We’re only halfway through, but folks could have seen a man dressed as a tree (he won a costume contest) hula hoopers in every direction and, on a hot day, plenty of dirt, sweat and bare skin.
And, of course, plenty of music. Black Joe Lewis was electric onstage. So was JJ Grey. So were a lot of other acts.
Technical difficulties prevented us from catching music until the afternoon.
We started with Austin, Texas blues revivalists Black Joe Lewis, dressed in black and white and ready to rock.
The group, complete with a three-piece horn section, tore through covers of songs by The Stooges and Freddy Fender in addition to their own songs, notably “I’m Broke” and “Sugarfoot,” which audience members kept screaming for until it was played.
Perhaps two thousand people braved the peak of the afternoon sun — on a day that was brutally warm — to see the show.
A lot of them stayed for Florida’s JJ Grey and Mofro, the group that followed Black Joe Lewis on the mainstage. JJ Grey also brought a horn section, and the group played what might be best described as swamp boogie: a muddy blast of soulful, muscular rock ’n’ roll.
JJ Grey complained that the heat was affecting his guitar, so he put down that instrument for a while and played harmonica instead.
He played several songs off a record that he expects will be released in August, but he also played several tunes off of earlier releases, tunes such as “Lochloosa.” He quipped that he likes playing at Wakarusa because it gives him a chance to rhyme with the title of that song.
He also played a cover of “Hoochie Coochie Man,” before slowing it down with a new one of his own, “King Hummingbird.” That was a minor hiccup: fans don’t come to festivals to hear slow songs, they wanna rock. He later obliged them with “Orange Blossoms” and “She’s On Fire,” but not before telling a 5-minute long story about a woman’s backside first.
He was energetic live, as always, and the strengths of those behind him made me think that all bands should have a horn section.
Which had me in a mood, apparently, so I skipped the technically proficient and altogether great bluegrass band Railroad Earth for Dirtfoot, which has a saxophone player.
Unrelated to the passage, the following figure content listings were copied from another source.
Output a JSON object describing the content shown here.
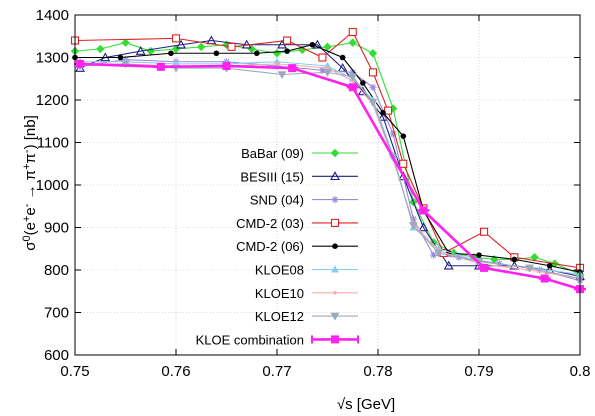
{
  "chart_data": {
    "type": "line",
    "xlabel": "√s [GeV]",
    "ylabel_main": "σ0(e+e- → π+π-) [nb]",
    "xlim": [
      0.75,
      0.8
    ],
    "ylim": [
      600,
      1400
    ],
    "x_ticks": [
      "0.75",
      "0.76",
      "0.77",
      "0.78",
      "0.79",
      "0.8"
    ],
    "y_ticks": [
      "600",
      "700",
      "800",
      "900",
      "1000",
      "1100",
      "1200",
      "1300",
      "1400"
    ],
    "grid": true,
    "legend_position": "center-right",
    "series": [
      {
        "name": "BaBar (09)",
        "color": "#33dd33",
        "marker": "diamond",
        "x": [
          0.75,
          0.7525,
          0.755,
          0.7575,
          0.76,
          0.7625,
          0.765,
          0.7675,
          0.77,
          0.7725,
          0.775,
          0.7775,
          0.7795,
          0.7815,
          0.7835,
          0.7855,
          0.7875,
          0.7895,
          0.7915,
          0.7935,
          0.7955,
          0.7975,
          0.8
        ],
        "y": [
          1315,
          1320,
          1335,
          1315,
          1320,
          1325,
          1330,
          1320,
          1310,
          1318,
          1325,
          1335,
          1310,
          1180,
          960,
          865,
          840,
          830,
          825,
          825,
          830,
          815,
          790
        ]
      },
      {
        "name": "BESIII (15)",
        "color": "#202080",
        "marker": "triangle",
        "x": [
          0.7505,
          0.753,
          0.7565,
          0.7605,
          0.7635,
          0.767,
          0.7705,
          0.774,
          0.7765,
          0.7785,
          0.7805,
          0.7825,
          0.7845,
          0.787,
          0.79,
          0.7935,
          0.797,
          0.8
        ],
        "y": [
          1275,
          1300,
          1315,
          1330,
          1340,
          1330,
          1330,
          1330,
          1275,
          1220,
          1160,
          1020,
          900,
          810,
          810,
          810,
          800,
          785
        ]
      },
      {
        "name": "SND (04)",
        "color": "#9988dd",
        "marker": "star",
        "x": [
          0.7505,
          0.755,
          0.76,
          0.765,
          0.77,
          0.7745,
          0.7775,
          0.7795,
          0.7815,
          0.7835,
          0.7855,
          0.788,
          0.792,
          0.796,
          0.8
        ],
        "y": [
          1280,
          1295,
          1290,
          1290,
          1280,
          1270,
          1265,
          1230,
          1120,
          920,
          835,
          830,
          815,
          800,
          775
        ]
      },
      {
        "name": "CMD-2 (03)",
        "color": "#dd2222",
        "marker": "square-open",
        "x": [
          0.75,
          0.76,
          0.7655,
          0.771,
          0.7745,
          0.7775,
          0.7795,
          0.781,
          0.7825,
          0.7845,
          0.7865,
          0.7905,
          0.7935,
          0.8
        ],
        "y": [
          1340,
          1345,
          1325,
          1340,
          1300,
          1360,
          1265,
          1175,
          1050,
          945,
          840,
          890,
          830,
          805
        ]
      },
      {
        "name": "CMD-2 (06)",
        "color": "#000000",
        "marker": "circle",
        "x": [
          0.75,
          0.7545,
          0.7595,
          0.764,
          0.768,
          0.771,
          0.7735,
          0.7765,
          0.7785,
          0.7805,
          0.7825,
          0.7845,
          0.787,
          0.79,
          0.7935,
          0.797,
          0.8
        ],
        "y": [
          1300,
          1300,
          1310,
          1310,
          1310,
          1315,
          1330,
          1300,
          1240,
          1170,
          1115,
          940,
          840,
          835,
          825,
          810,
          795
        ]
      },
      {
        "name": "KLOE08",
        "color": "#88ccee",
        "marker": "triangle-small",
        "x": [
          0.7505,
          0.755,
          0.76,
          0.765,
          0.77,
          0.775,
          0.7775,
          0.7795,
          0.7815,
          0.7835,
          0.786,
          0.79,
          0.795,
          0.8
        ],
        "y": [
          1290,
          1290,
          1285,
          1285,
          1290,
          1280,
          1250,
          1200,
          1070,
          900,
          850,
          820,
          805,
          790
        ]
      },
      {
        "name": "KLOE10",
        "color": "#ffaaaa",
        "marker": "dot",
        "x": [
          0.7505,
          0.755,
          0.76,
          0.765,
          0.77,
          0.775,
          0.7775,
          0.7795,
          0.7815,
          0.7835,
          0.786,
          0.79,
          0.795,
          0.8
        ],
        "y": [
          1285,
          1285,
          1280,
          1280,
          1285,
          1275,
          1245,
          1190,
          1060,
          910,
          845,
          815,
          800,
          780
        ]
      },
      {
        "name": "KLOE12",
        "color": "#99aabb",
        "marker": "triangle-down",
        "x": [
          0.7505,
          0.755,
          0.76,
          0.765,
          0.7705,
          0.775,
          0.7775,
          0.7795,
          0.7815,
          0.7835,
          0.786,
          0.79,
          0.795,
          0.8
        ],
        "y": [
          1280,
          1285,
          1275,
          1275,
          1260,
          1265,
          1255,
          1195,
          1065,
          905,
          840,
          820,
          805,
          780
        ]
      },
      {
        "name": "KLOE combination",
        "color": "#ff22ee",
        "marker": "square",
        "x": [
          0.7505,
          0.7585,
          0.765,
          0.7715,
          0.7775,
          0.7845,
          0.7905,
          0.7965,
          0.8
        ],
        "y": [
          1285,
          1278,
          1280,
          1275,
          1230,
          940,
          805,
          780,
          755
        ]
      }
    ]
  }
}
They group is from Louisiana, and they call what they do Cajun grumble boogie.
It’s a strange thing indeed, as a combination of acoustic guitar, banjo, drums and saxophone is destined for failure.
They treat their version with enthusiasm and wit, and some 800 or so fans surrounding the Backwood Stage to dance along with them and shake tin cans full of dry beans — provided by the band — along with the beat.
Back at the mainstage, Chicago’s Umphrey’s McGee put down a thick groove of jam rock. The crowds in the mainstage area had swelled by the time they arrived, and perhaps 5,000 or more were gathered when they took the stage just before 8 p.m.
Those who were there were treated to a barrage of sounds and, as the sun dropped over the mountaintops, a light show to match.
Speaking of a light show, the group that played after Umphrey’s, STS9, might be as well known for their visual product as what they do onstage.
The traffic at the gate to enter the mainstage area was so great it took a full 25 minutes to pass through the bag check.
Thousands were there to watch STS9’s electronic-tempered groove, which does not contain vocals.
Their light show extended far into the crowd, well beyond the region of the stage.
And it all continues today. Groups such as Widespread Panic, The Black Keys, and Zappa Plays Zappa all play today.